Marie's documented contribution to the Paris series runs through Pierre's correspondence with Georges Gouy (Marie did not write her own published account of the sittings) and through Charles Richet's Thirty Years of Psychical Research of 1923. The April 1906 Pierre Curie letter to Gouy that records "these phenomena really exist" was written about the joint experience Marie had shared with him. She did not return to the Paladino investigation after Pierre's death; her psychical-research engagement was the spring 1905 series with Pierre and was not resumed.

From the Archive

The Curies' attendance at the Paris 1905 Paladino sittings is documented in the Eusapia Paladino biography and the Pierre Curie biography. The Paris series is the closing major Continental Paladino investigation before the 1908-10 American sittings that ended her working career.

Photograph

Pierre and Marie Curie, joint portrait at the time of the 1903 Nobel Prize award.
The 1903 Nobel portraitPierre and Marie Curie at the time of the joint Nobel Prize in Physics, December 1903.

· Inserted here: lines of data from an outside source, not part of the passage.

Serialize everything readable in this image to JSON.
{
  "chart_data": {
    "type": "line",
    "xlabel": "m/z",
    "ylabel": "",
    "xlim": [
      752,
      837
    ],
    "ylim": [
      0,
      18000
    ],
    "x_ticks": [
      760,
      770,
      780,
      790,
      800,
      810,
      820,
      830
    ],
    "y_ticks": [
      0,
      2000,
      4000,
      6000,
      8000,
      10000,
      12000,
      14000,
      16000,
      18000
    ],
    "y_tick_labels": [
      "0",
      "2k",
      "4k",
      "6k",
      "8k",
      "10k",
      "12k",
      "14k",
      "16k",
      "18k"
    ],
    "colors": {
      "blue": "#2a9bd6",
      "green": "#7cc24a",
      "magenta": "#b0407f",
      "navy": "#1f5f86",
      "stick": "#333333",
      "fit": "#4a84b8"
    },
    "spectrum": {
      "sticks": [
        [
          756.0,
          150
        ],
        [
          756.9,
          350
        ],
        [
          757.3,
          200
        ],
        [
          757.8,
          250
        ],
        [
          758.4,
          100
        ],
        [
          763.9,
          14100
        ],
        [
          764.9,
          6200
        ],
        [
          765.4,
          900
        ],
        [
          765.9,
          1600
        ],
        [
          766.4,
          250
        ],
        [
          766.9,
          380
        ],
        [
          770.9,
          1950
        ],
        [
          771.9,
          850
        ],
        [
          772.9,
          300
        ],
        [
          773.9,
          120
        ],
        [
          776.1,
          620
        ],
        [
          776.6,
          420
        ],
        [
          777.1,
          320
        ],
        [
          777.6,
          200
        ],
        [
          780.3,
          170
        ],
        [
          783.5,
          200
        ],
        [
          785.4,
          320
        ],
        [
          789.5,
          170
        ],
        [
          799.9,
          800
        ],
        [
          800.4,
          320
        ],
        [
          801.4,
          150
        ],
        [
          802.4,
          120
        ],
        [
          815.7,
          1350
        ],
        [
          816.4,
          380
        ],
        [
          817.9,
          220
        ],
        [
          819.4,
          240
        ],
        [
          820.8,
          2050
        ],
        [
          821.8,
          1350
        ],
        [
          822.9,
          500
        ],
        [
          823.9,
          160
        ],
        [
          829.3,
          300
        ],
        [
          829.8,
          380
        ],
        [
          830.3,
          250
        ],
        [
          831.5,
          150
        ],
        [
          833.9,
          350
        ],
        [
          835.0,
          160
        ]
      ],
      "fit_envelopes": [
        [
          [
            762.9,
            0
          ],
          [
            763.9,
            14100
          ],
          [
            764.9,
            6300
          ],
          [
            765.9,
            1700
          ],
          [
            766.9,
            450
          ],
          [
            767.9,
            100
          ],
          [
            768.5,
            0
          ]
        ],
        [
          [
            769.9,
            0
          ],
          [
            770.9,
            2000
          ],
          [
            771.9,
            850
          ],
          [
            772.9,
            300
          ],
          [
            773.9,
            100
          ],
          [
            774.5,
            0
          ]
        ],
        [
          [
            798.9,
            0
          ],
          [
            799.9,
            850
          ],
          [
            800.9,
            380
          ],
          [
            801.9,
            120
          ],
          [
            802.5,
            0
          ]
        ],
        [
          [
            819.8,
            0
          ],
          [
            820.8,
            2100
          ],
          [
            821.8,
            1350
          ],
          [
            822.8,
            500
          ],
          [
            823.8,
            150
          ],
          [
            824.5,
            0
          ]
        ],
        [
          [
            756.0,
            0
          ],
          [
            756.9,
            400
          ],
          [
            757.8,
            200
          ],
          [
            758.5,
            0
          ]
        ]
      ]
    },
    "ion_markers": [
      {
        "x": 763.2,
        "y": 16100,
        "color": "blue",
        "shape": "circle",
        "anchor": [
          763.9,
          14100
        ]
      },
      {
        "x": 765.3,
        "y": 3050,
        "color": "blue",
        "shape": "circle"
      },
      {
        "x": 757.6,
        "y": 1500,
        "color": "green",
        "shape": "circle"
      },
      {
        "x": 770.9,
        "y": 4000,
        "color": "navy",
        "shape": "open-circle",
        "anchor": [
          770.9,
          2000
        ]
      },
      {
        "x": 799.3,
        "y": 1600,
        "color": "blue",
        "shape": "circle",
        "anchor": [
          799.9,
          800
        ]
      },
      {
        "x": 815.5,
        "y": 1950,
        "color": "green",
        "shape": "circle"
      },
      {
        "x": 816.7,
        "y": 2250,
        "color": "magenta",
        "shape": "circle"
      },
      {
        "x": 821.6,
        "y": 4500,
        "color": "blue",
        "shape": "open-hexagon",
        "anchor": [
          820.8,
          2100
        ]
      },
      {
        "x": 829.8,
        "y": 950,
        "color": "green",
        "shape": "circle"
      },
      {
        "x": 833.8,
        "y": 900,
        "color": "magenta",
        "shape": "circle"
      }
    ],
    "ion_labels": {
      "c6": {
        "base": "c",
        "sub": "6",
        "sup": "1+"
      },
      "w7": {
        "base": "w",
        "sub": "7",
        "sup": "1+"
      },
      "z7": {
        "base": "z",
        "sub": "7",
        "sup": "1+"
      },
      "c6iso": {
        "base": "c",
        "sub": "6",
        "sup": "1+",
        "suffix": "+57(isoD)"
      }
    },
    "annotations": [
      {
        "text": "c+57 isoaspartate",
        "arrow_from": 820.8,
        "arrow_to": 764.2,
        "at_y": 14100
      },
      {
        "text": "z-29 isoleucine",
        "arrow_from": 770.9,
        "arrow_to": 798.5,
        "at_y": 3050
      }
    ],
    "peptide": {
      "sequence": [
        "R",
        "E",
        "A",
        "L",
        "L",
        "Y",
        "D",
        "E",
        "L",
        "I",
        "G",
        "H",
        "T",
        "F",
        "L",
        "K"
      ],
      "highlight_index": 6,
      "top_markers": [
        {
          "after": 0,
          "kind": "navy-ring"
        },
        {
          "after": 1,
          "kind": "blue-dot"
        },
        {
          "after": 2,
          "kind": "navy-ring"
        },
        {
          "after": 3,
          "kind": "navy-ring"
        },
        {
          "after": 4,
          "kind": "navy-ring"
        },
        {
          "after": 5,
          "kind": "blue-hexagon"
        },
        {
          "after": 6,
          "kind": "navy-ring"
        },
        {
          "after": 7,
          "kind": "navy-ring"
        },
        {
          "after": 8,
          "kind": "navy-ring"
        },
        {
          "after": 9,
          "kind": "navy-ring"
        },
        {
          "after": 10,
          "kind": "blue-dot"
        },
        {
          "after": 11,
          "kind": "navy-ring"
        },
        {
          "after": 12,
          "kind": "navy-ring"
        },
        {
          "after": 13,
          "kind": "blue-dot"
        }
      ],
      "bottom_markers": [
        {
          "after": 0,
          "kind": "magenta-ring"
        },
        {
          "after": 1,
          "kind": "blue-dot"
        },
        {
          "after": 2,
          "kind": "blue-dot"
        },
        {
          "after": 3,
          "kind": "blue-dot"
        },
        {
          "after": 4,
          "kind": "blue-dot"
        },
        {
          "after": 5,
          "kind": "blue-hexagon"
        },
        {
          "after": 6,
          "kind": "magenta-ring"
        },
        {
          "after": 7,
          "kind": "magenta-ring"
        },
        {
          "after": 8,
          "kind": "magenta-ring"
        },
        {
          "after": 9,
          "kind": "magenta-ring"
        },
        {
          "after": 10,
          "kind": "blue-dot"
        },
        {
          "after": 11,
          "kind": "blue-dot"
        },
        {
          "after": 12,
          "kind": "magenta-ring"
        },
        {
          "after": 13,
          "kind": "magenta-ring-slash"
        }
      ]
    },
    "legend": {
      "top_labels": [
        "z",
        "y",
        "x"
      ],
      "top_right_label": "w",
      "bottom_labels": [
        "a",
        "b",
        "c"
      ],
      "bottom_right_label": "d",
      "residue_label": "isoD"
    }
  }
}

Significance to the Archive

Marie Curie matters to this archive as the working scientific figure of the highest international standing who participated in the documented Paris 1905 Paladino sittings alongside her husband Pierre Curie and Charles Richet. Her presence at the sittings places the Nobel-winning physicist-chemist within the documented Continental psychical-research investigation community of the period, alongside the English SPR figures Myers and Lodge who had investigated Paladino at Île Roubaud in 1894 and at Cambridge in 1895.

The Curie name carries the scientific authority of two Nobel Prizes and the founding of radioactivity as a research field. Her attendance at the Paladino sittings is the documented engagement of a working scientific figure of the highest standing with the late-Victorian psychical-research investigation tradition the archive's pre-1947 reference layer documents.